Error: Process completed with exit code 139.

Platform, versions etc

  • Platform: Github runner image windows-2022, version 20220905.1
  • Python versions tested: 3.9.12, 3.9.13
  • pip env: see here

ascillitoe avatar Sep 22 '22 09:09 ascillitoe

As further info, looking at the traceback again:

File "C:\hostedtoolcache\windows\Python\3.9.13\x64\lib\site-packages\spacy\ml\staticvectors.py", line 56 in forward

@RobertSamoilescu has noticed the failure appears to originate in staticvectors.py here. We're therefore wondering if the recent change to gemm (https://github.com/explosion/cython-blis/pull/72) is the cause? Please let us know if it would be better to open an issue over on cython-blis, or if we can provide more info.

ascillitoe avatar Sep 22 '22 09:09 ascillitoe

@RobertSamoilescu has noticed the failure appears to originate in staticvectors.py here. We're therefore wondering if the recent change to gemm (explosion/cython-blis#72) is the cause?

Unlikely, using uninitialized memory erroneously wouldn't cause segfaults, only garbage output. We found a bunch of issues in BLIS 0.9 where gemm would read out-of-bound. These were fixed upstream and the fixes were added to cython-blis.

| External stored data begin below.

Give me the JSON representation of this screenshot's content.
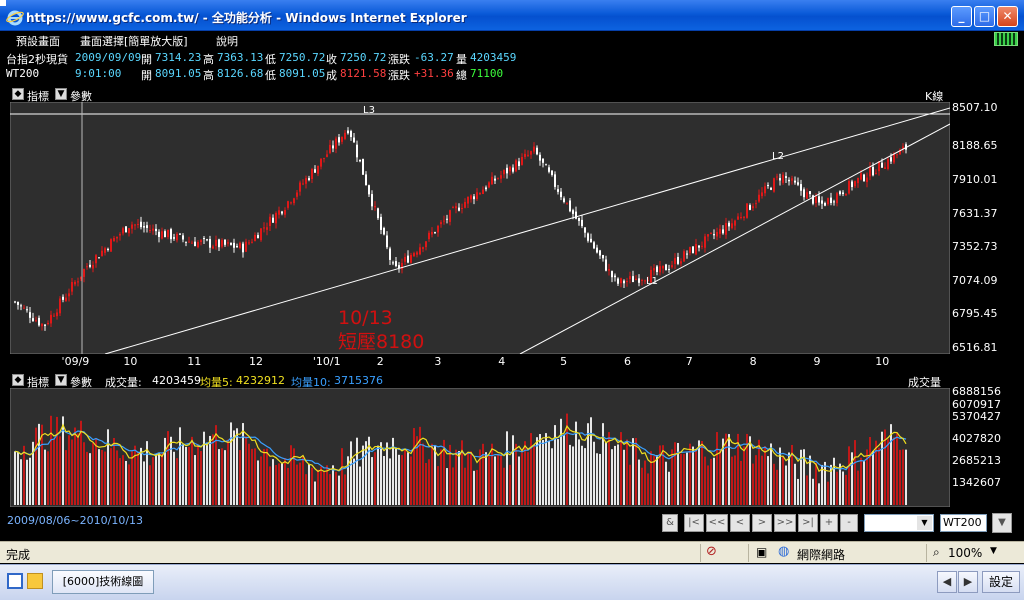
{
  "window": {
    "title": "https://www.gcfc.com.tw/ - 全功能分析 - Windows Internet Explorer"
  },
  "menu": [
    "預設畫面",
    "畫面選擇[簡單放大版]",
    "說明"
  ],
  "quotes": [
    {
      "name": "台指2秒現貨",
      "time": "2009/09/09",
      "open_label": "開",
      "open": "7314.23",
      "high_label": "高",
      "high": "7363.13",
      "low_label": "低",
      "low": "7250.72",
      "close_label": "收",
      "close": "7250.72",
      "change_label": "漲跌",
      "change": "-63.27",
      "volume_label": "量",
      "volume": "4203459"
    },
    {
      "name": "WT200",
      "time": "9:01:00",
      "open_label": "開",
      "open": "8091.05",
      "high_label": "高",
      "high": "8126.68",
      "low_label": "低",
      "low": "8091.05",
      "close_label": "成",
      "close": "8121.58",
      "change_label": "漲跌",
      "change": "+31.36",
      "volume_label": "總",
      "volume": "71100"
    }
  ],
  "price_panel": {
    "indicator_label": "指標",
    "param_label": "參數",
    "panel_title": "K線",
    "y_ticks": [
      "8507.10",
      "8188.65",
      "7910.01",
      "7631.37",
      "7352.73",
      "7074.09",
      "6795.45",
      "6516.81"
    ],
    "x_ticks": [
      "'09/9",
      "10",
      "11",
      "12",
      "'10/1",
      "2",
      "3",
      "4",
      "5",
      "6",
      "7",
      "8",
      "9",
      "10"
    ],
    "annotation_date": "10/13",
    "annotation_text": "短壓8180",
    "pivot_labels": [
      "L3",
      "L2",
      "L1"
    ]
  },
  "volume_panel": {
    "indicator_label": "指標",
    "param_label": "參數",
    "vol_label": "成交量:",
    "vol_value": "4203459",
    "ma5_label": "均量5:",
    "ma5_value": "4232912",
    "ma10_label": "均量10:",
    "ma10_value": "3715376",
    "panel_title": "成交量",
    "y_ticks": [
      "6888156",
      "6070917",
      "5370427",
      "4027820",
      "2685213",
      "1342607"
    ]
  },
  "controls": {
    "date_range": "2009/08/06~2010/10/13",
    "buttons": [
      "&",
      "|<",
      "<<",
      "<",
      ">",
      ">>",
      ">|",
      "+",
      "-"
    ],
    "symbol_value": "WT200"
  },
  "statusbar": {
    "status": "完成",
    "zone": "網際網路",
    "zoom": "100%"
  },
  "taskbar": {
    "item": "[6000]技術線圖",
    "settings": "設定"
  },
  "colors": {
    "up_candle": "#e01818",
    "down_candle": "#ffffff",
    "ma5": "#f0e020",
    "ma10": "#3aa0ff",
    "annotation": "#d01010"
  },
  "chart_data": {
    "type": "candlestick",
    "x_range": [
      "2009/08/06",
      "2010/10/13"
    ],
    "ylim": [
      6516.81,
      8507.1
    ],
    "y_ticks": [
      8507.1,
      8188.65,
      7910.01,
      7631.37,
      7352.73,
      7074.09,
      6795.45,
      6516.81
    ],
    "approx_close_path": [
      {
        "date": "2009/08/06",
        "close": 6900
      },
      {
        "date": "2009/08/20",
        "close": 6700
      },
      {
        "date": "2009/09/10",
        "close": 7200
      },
      {
        "date": "2009/10/01",
        "close": 7550
      },
      {
        "date": "2009/10/30",
        "close": 7400
      },
      {
        "date": "2009/11/25",
        "close": 7350
      },
      {
        "date": "2009/12/15",
        "close": 7700
      },
      {
        "date": "2010/01/15",
        "close": 8350
      },
      {
        "date": "2010/02/06",
        "close": 7150
      },
      {
        "date": "2010/03/10",
        "close": 7700
      },
      {
        "date": "2010/04/15",
        "close": 8150
      },
      {
        "date": "2010/05/25",
        "close": 7050
      },
      {
        "date": "2010/06/15",
        "close": 7150
      },
      {
        "date": "2010/07/20",
        "close": 7550
      },
      {
        "date": "2010/08/13",
        "close": 7950
      },
      {
        "date": "2010/09/01",
        "close": 7700
      },
      {
        "date": "2010/10/13",
        "close": 8180
      }
    ],
    "volume": {
      "ylim": [
        0,
        6888156
      ],
      "last_volume": 4203459,
      "ma5_last": 4232912,
      "ma10_last": 3715376
    }
  }
}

Since we thought the issues in BLIS were fixed, we changed the upper pin to include cython-blis 0.9.x in Thinc 8.1.1. But it seems like there are more memory issues 😢.

Thanks for reporting this!

danieldk avatar Sep 23 '22 05:09 danieldk

Can you check whether you still see the same issue in an environment that has thinc 0.8.1 + blis 0.7.8? That would let us confirm for sure whether the issue is coming from thinc or blis.

njsmith avatar Sep 23 '22 14:09 njsmith

Hi @danieldk and @njsmith, thanks for the quick responses. That's a nice idea re blis 0.7.8, we shall do that now and come back to you.

ascillitoe avatar Sep 26 '22 09:09 ascillitoe

I've run some more CI runs here. The results are as follows:

  • CI #430 to #460 is with thinc 8.1.1 and blis 0.7.8. There were no failures in 30x runs.
  • CI #462 to #491 is with thinc 8.1.1 and blis 0.9.1. There were 5x failures in 30x runs.

The error is rather intermittent so not 100% conclusive but this does suggest an issue with more recent blis versions.

ascillitoe avatar Sep 26 '22 13:09 ascillitoe

Hi! We've released thinc 8.1.2 today which restricts blis to <0.8.0 again instead of <0.10.0. Thanks again for your report!

svlandeg avatar Sep 27 '22 14:09 svlandeg

Thanks for the update @svlandeg!

ascillitoe avatar Sep 27 '22 14:09 ascillitoe

@ascillitoe Could you reproduce the crash with the following env variable and post the stdout output of the run: BLIS_ARCH_DEBUG=1? This will help us narrow down which BLIS kernel is faulty - you should something along the lines of libblis: selecting sub-configuration 'haswell'. in the log.

shadeMe avatar Sep 30 '22 12:09 shadeMe

@ascillitoe Could you reproduce the crash with the following env variable and post the stdout output of the run: BLIS_ARCH_DEBUG=1? This will help us narrow down which BLIS kernel is faulty - you should something along the lines of libblis: selecting sub-configuration 'haswell'. in the log.

Sure thing, I'll have a go!

ascillitoe avatar Sep 30 '22 13:09 ascillitoe

Hi again. I've set some more CI runs going here (508 to 518).

Interesting, it looks like all the runs that fail (like this one) have:

libblis: selecting sub-configuration 'haswell'.

whereas the runs that pass (like this one) have:

libblis: Hardware has 2 FMA units; using 'skx' sub-config.
libblis: selecting sub-configuration 'skx'.

So it looks like it might be the haswell kernels?

ascillitoe avatar Sep 30 '22 14:09 ascillitoe

Thanks for the quick response! Yeah, the OOB access is in one of the haswell kernels, which confirms our suspicion.

shadeMe avatar Sep 30 '22 14:09 shadeMe